A/B testing in ML compares two versions to see which works better.

machine learning A/B testing artificial intelligence data analysis user experience

By AI Glossary Team

Published: May 25, 2026

What is What is A/B Testing in ML?

A/B testing in Machine Learning (ML) is a way to compare two different versions of something to see which one works better. This “something” can be a website, a mobile app, or even a small part of a larger system. Imagine you’re a manager at a company, and you want to know which headline for a new product will attract more customers. You can create two versions of the headline and show each one to a different group of people. Then, you can see which group is more interested in the product. In ML, this process is used to improve how machines learn and make decisions. For example, a company like Netflix might use A/B testing to see which movie recommendations are more likely to be watched by their users. They can create two different algorithms for recommending movies and compare the results to see which one works better.

Think of It Like This

Think of A/B testing like a simple experiment you might do in school. Imagine you want to know which type of fertilizer makes plants grow faster. You can set up two identical plants, give one a special fertilizer, and give the other a regular fertilizer. Then, you can compare the results to see which fertilizer works better. In the same way, A/B testing in ML is like a controlled experiment that helps us figure out which version of something is more effective. It’s a straightforward way to make comparisons and learn from the results. This approach is useful because it allows us to test different ideas and see which one works best, without affecting the entire system.

Why Should You Care?

A/B testing matters because it helps create better user experiences. When companies use A/B testing, they can make sure that the products and services they offer are more effective and enjoyable. For example, if a social media platform uses A/B testing to improve its news feed, you might see more posts from your friends and family, and fewer ads. This can make your experience on the platform more enjoyable and keep you coming back. A/B testing can also help companies make more money by showing them which version of a product or feature is more likely to be used or purchased. In the long run, this can lead to better products and services that meet people’s needs.

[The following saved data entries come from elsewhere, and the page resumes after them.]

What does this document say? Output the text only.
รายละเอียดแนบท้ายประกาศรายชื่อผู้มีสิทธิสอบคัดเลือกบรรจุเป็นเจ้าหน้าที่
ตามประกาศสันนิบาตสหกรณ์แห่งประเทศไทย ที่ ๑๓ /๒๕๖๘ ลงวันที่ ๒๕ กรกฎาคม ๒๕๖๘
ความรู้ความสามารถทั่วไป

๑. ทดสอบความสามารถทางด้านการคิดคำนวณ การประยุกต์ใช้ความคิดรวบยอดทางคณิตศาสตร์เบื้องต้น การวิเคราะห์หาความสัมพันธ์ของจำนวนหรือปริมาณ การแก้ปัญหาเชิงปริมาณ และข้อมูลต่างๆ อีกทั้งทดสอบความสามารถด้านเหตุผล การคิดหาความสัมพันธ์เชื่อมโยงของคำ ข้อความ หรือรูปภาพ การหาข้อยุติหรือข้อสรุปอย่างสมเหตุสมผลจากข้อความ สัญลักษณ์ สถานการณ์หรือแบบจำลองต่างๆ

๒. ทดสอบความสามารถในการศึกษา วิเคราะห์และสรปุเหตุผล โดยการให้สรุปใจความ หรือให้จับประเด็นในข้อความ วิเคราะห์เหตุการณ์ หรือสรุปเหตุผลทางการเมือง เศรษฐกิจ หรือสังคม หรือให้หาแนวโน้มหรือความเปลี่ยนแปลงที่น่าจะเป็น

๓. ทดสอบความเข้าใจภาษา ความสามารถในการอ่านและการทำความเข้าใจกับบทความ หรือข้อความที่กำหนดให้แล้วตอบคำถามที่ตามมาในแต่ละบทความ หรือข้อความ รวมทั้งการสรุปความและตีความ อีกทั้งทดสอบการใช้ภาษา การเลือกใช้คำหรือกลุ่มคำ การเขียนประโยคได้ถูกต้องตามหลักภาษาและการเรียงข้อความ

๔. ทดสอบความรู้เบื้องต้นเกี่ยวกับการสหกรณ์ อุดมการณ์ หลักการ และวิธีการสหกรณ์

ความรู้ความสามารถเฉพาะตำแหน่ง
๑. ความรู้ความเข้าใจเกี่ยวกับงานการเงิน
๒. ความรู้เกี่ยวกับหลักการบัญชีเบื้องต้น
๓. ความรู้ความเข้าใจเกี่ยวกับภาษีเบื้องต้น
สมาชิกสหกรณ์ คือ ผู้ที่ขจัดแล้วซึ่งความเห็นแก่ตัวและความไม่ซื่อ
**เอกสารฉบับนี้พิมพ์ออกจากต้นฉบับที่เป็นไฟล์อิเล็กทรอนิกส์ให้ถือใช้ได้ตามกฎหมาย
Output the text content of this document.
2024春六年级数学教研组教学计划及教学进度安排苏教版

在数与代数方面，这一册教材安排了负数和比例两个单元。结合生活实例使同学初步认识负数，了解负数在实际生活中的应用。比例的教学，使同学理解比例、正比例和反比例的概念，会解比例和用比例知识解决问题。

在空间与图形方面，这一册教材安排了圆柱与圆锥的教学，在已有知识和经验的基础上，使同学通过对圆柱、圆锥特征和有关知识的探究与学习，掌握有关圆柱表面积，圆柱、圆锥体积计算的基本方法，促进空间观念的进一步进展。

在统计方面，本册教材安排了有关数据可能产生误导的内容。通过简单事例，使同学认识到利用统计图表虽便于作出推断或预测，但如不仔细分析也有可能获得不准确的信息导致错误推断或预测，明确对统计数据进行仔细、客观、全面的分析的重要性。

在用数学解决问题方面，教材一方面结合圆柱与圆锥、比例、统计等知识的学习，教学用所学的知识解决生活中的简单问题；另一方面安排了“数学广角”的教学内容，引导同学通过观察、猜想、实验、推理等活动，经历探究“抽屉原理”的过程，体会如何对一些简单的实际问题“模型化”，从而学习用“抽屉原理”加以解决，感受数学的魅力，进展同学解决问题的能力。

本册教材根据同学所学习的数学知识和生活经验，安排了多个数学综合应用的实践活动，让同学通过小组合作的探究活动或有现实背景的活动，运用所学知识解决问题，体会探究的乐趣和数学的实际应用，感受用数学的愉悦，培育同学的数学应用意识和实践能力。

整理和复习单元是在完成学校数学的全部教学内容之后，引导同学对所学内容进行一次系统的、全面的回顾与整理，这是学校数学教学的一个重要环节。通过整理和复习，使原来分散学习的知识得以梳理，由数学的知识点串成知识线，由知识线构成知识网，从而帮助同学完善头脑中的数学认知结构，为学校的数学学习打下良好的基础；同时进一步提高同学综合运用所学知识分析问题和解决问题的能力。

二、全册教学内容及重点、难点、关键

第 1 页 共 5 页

Where You’ve Already Seen It

You’ve probably seen A/B testing in action without even realizing it. For example, Google might use A/B testing to compare two different versions of its search results page. They might show one version to half of their users and another version to the other half, and then see which version gets more clicks. Spotify uses A/B testing to improve its music recommendations, so you’re more likely to discover new artists and songs you love. Even smartphone manufacturers use A/B testing to see which version of their operating system is more stable and efficient. These companies use A/B testing to gather data and make informed decisions about how to improve their products and services.

The One Thing to Remember

The key thing to remember about A/B testing is that it’s a simple, yet powerful, way to compare two versions of something and see which one works better. By using A/B testing, companies can make data-driven decisions and create better products and services. This approach helps to ensure that the things we use every day are effective, efficient, and enjoyable.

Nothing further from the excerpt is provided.